Tom Kaiser: did pioneering work in the early days of radio astronomy at Jodrell
Bank - until his communist beliefs made him unwelcome there
Professor Tom Kaiser, radar astronomer and space scientist, died on July 2
aged 74. He was born
on May 2, 1924.
TOM KAISER was one of Britain's brightest and most colourful space scientists. He was greatly
admired for his intellectual ability and his unwillingness to let a scientific problem beat
him. In the early days of radio astronomy at Jodrell Bank, he was fascinated by the train of
ionised atoms that an incoming particle of interplanetary dust leaves behind as it burns up
in the atmosphere, and the way in which this train can be quantified by looking at the radar
pulses that it
reflects. His 1953 research article on radio echo studies of meteor ionisation was one of
those classic scientific papers that ties up the loose knots of a subject so completely
that few scientists felt the necessity to write on the topic again.
His work was a happy marriage between a first-class theoretical brain and a complete
mastery of the practical problems of building and running experimental radar and satellite
systems. On moving to the University of Sheffield, he took over a local hilltop and
covered it with a variety of radar aerials. Many happy nights were spent bouncing radar
pulses off meteors and the aurora borealis.
With the blossoming of the space age, his research work was directed towards rockets and
satellites. Skylark rockets bearing his experiments were flown from Australia and Sweden,
and these used radio propagation methods to investigate the ionosphere and aurorae. The
relationships between very low frequency emissions and the production of aurorae were
investigated from the British Antarctic Base at Halley Bay and using the British satellite Ariel 3.
He was famous among the industrialists of the satellite world for his work on producing
a radio-clean satellite. When the satellite Ariel 3 was first tested, all the instruments
interfered with each other. Kaiser had a dogged belief that this problem could be solved,
and worked for weeks slowly reducing the satellite noise. For years afterwards the UK was
the only nation that could produce radio "quiet" satellites. He was very much a team player
and revelled in
passing on ideas to others.
Thomas Reeve Kaiser was born and educated in Melbourne, Australia, and took a first in
physics and radiophysics at the University of Melbourne in 1943. He then worked briefly
as a research officer in the Sydney Radiophysics Laboratory of the Council for Scientific
and Industrial Research, while writing an MSc thesis on radar aerials at the same time. Kaiser
was an active member of the Communist Party and, in 1947, left Australia for good after
hearing on the radio that he was
wanted for questioning by the authorities just as his ship left harbour.
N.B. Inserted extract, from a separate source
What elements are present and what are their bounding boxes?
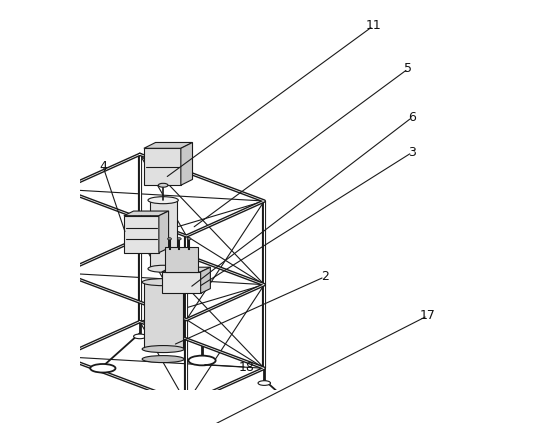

On arriving in England he went up to University College, Oxford, completing his doctorate
on the acceleration of charged particles on synchrotron orbits in two years. At Oxfor he
won a Blue for lacrosse and retained a lifelong love for the game, which he also served
in an official capacity.
In 1950 Kaiser moved to the University of Manchester's Jodrell Bank Experimental Station
as the Turner Newall and ICI Research Fellow. Unfortunately, his October 1952 telegram
to President Truman demanding the release from custody of Julius and Ethel Rosenberg
(who had passed US atomic bomb secrets to Soviet agents) had used the Jodrell Bank address.
This not only considerably upset the Director, Sir Bernard Lovell, but also led to the
discovery that one member of the small
staff at Jodrell was a secret agent who had also infiltrated himhimself into the local
Communist Party just to keep his tabs on Kaiser. Jodrell's reliance on funding from the
United States made Kaiser's continued stay unwelcome.
After spending a year as a lecturer in physics at Reading University, he became senior
lecturer at the University of Sheffield in 1956. He was appointed to the chair of space
physics at Sheffield in 1966, which he held until his retirement in 1987.
Sadly, his last years were troubled by ill-health, but he was considerably heartened
by the award, in 1994, of the Gold Medal of the Royal Astronomical Society.
He is survived by his devoted wife, Pamela, two sons and a daughter.